Soyada antikarsinojenik etkili saponinler folik asitler, proteaz inhibitörleri, fitosteroller,fitik asit ve isoflavonlar bulunur. İsoflavonlar, östrojene yapısal olarak benzerliği olan flavonoidlerdir. Soya ve soya fasulyesi bazlı ürünler başlıca kaynaklarıdır. Genistein, diadzein ve glycitein soya fasulyesi isoflavonlarıdır. (Şafak, 2014: 24). Menopoz semptomlarını ve osteoporoz görülme aralığında azaltır. Kanser hücresinin artmasını engelleyici etkisi söz konusudur.

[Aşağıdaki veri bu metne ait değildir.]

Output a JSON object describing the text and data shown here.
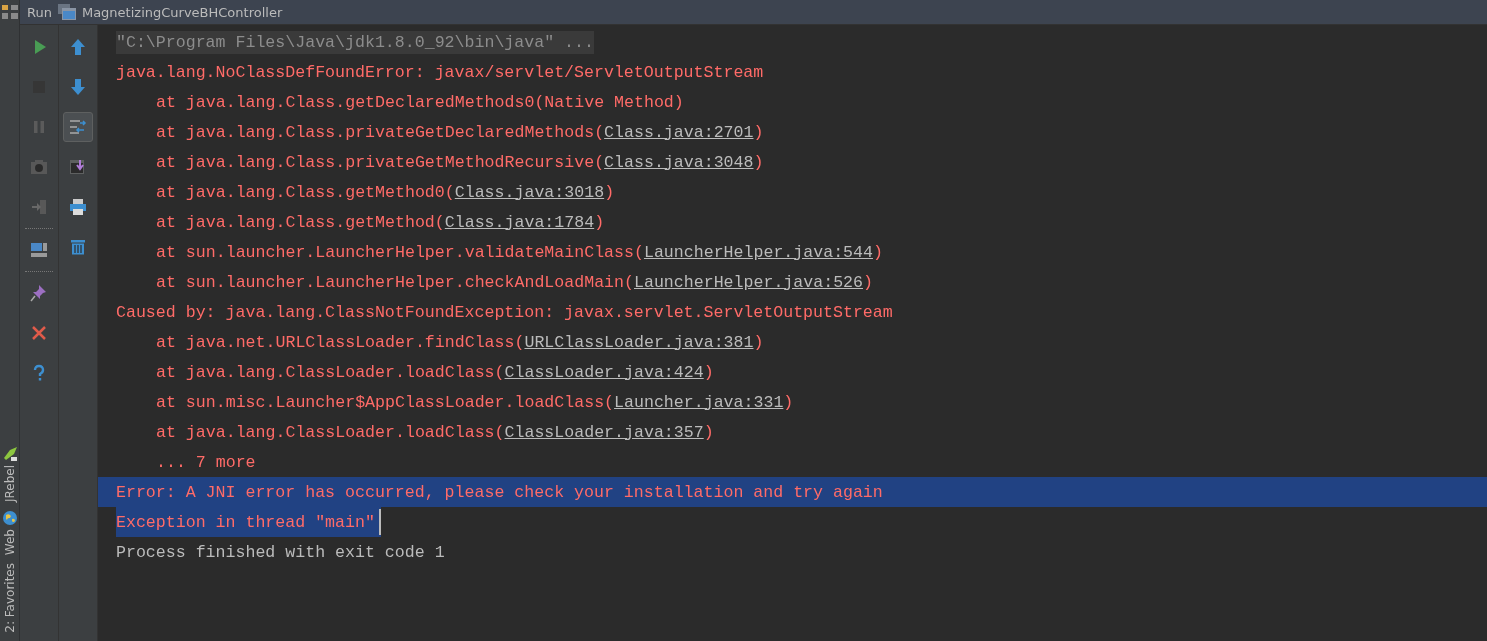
{
  "side_tabs": [
    {
      "label": "JRebel",
      "kind": "jrebel"
    },
    {
      "label": "Web",
      "kind": "web"
    },
    {
      "label": "2: Favorites",
      "kind": "favorites"
    }
  ],
  "title_bar": {
    "label": "Run",
    "config": "MagnetizingCurveBHController"
  },
  "toolbar_left": [
    {
      "kind": "run",
      "disabled": false
    },
    {
      "kind": "stop",
      "disabled": true
    },
    {
      "kind": "pause",
      "disabled": true
    },
    {
      "kind": "camera",
      "disabled": true
    },
    {
      "kind": "exit",
      "disabled": true
    },
    {
      "kind": "separator"
    },
    {
      "kind": "layout",
      "disabled": false
    },
    {
      "kind": "separator"
    },
    {
      "kind": "pin",
      "disabled": false
    },
    {
      "kind": "close",
      "disabled": false
    },
    {
      "kind": "help",
      "disabled": false
    }
  ],
  "toolbar_right": [
    {
      "kind": "up",
      "on": false
    },
    {
      "kind": "down",
      "on": false
    },
    {
      "kind": "wrap",
      "on": true
    },
    {
      "kind": "scrollend",
      "on": false
    },
    {
      "kind": "print",
      "on": false
    },
    {
      "kind": "trash",
      "on": false
    }
  ],
  "console": [
    {
      "kind": "command",
      "text": "\"C:\\Program Files\\Java\\jdk1.8.0_92\\bin\\java\" ...",
      "selected": false,
      "caret": false
    },
    {
      "kind": "error",
      "text": "java.lang.NoClassDefFoundError: javax/servlet/ServletOutputStream",
      "selected": false,
      "caret": false
    },
    {
      "kind": "frame",
      "text": "at java.lang.Class.getDeclaredMethods0(Native Method)",
      "selected": false,
      "caret": false
    },
    {
      "kind": "frame",
      "text": "at java.lang.Class.privateGetDeclaredMethods(",
      "link": "Class.java:2701",
      "after": ")",
      "selected": false,
      "caret": false
    },
    {
      "kind": "frame",
      "text": "at java.lang.Class.privateGetMethodRecursive(",
      "link": "Class.java:3048",
      "after": ")",
      "selected": false,
      "caret": false
    },
    {
      "kind": "frame",
      "text": "at java.lang.Class.getMethod0(",
      "link": "Class.java:3018",
      "after": ")",
      "selected": false,
      "caret": false
    },
    {
      "kind": "frame",
      "text": "at java.lang.Class.getMethod(",
      "link": "Class.java:1784",
      "after": ")",
      "selected": false,
      "caret": false
    },
    {
      "kind": "frame",
      "text": "at sun.launcher.LauncherHelper.validateMainClass(",
      "link": "LauncherHelper.java:544",
      "after": ")",
      "selected": false,
      "caret": false
    },
    {
      "kind": "frame",
      "text": "at sun.launcher.LauncherHelper.checkAndLoadMain(",
      "link": "LauncherHelper.java:526",
      "after": ")",
      "selected": false,
      "caret": false
    },
    {
      "kind": "error",
      "text": "Caused by: java.lang.ClassNotFoundException: javax.servlet.ServletOutputStream",
      "selected": false,
      "caret": false
    },
    {
      "kind": "frame",
      "text": "at java.net.URLClassLoader.findClass(",
      "link": "URLClassLoader.java:381",
      "after": ")",
      "selected": false,
      "caret": false
    },
    {
      "kind": "frame",
      "text": "at java.lang.ClassLoader.loadClass(",
      "link": "ClassLoader.java:424",
      "after": ")",
      "selected": false,
      "caret": false
    },
    {
      "kind": "frame",
      "text": "at sun.misc.Launcher$AppClassLoader.loadClass(",
      "link": "Launcher.java:331",
      "after": ")",
      "selected": false,
      "caret": false
    },
    {
      "kind": "frame",
      "text": "at java.lang.ClassLoader.loadClass(",
      "link": "ClassLoader.java:357",
      "after": ")",
      "selected": false,
      "caret": false
    },
    {
      "kind": "frame",
      "text": "... 7 more",
      "selected": false,
      "caret": false
    },
    {
      "kind": "error",
      "text": "Error: A JNI error has occurred, please check your installation and try again",
      "selected": true,
      "caret": false
    },
    {
      "kind": "error",
      "text": "Exception in thread \"main\"",
      "selected": true,
      "caret": true
    },
    {
      "kind": "info",
      "text": "Process finished with exit code 1",
      "selected": false,
      "caret": false
    }
  ]
}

Prostat, göğüs, tiroit, endometriyal, kolorektal ve deri kanseri üzerinde olumlu etkileri bulunmaktadır. Soyalı besinlerin kan glikoz ve inselin seviyelerinde kontrol sağladığı da bilinmektedir (Kandıralı, 2014: 25).

2.1.3.7. Polifenoller

Polifenollerin antioksidan aktivitesi demiri indirgeme gücüne ya da serbest radikalleri bağlama kapasitesine sahiptir. Polifenoller şeklinde adlandırılan antioksidanlar en zengin biyoaktif bileşiklerdir ve Vitamin C tüketimine göre bu bileşiklerin diyetteki günlük 1 gr’ının tüketimi, 10 kat daha önemlidir. Bu sebeple polifenoller güçlü antioksidanlar şeklinde değerlendirilmektedir (Tekün, 2016: 26).

Yeşil çay zengin polifenol içeriği sayesinde kan glikozu ve kardiyovasküler rahatsızlıklar üzerine olumlu etkiler yaratmaktadır. Yapılan epidemiyolojik çalışmalarda yeşil çay tüketenlerde Tip 2 DM’nin daha az sıklıkla görüldüğü tespit edilmiştir. Bununla birlikte yeşil çay içeriğindeki polifenolun insülin duyarlılığını arttırdığı, kan basıncı ile kolesterolü düşürdüğü ve glikoz homeostazını düzenlediği çeşitli araştırmalarda ortaya konulmuştur (Otay, 2016: 31).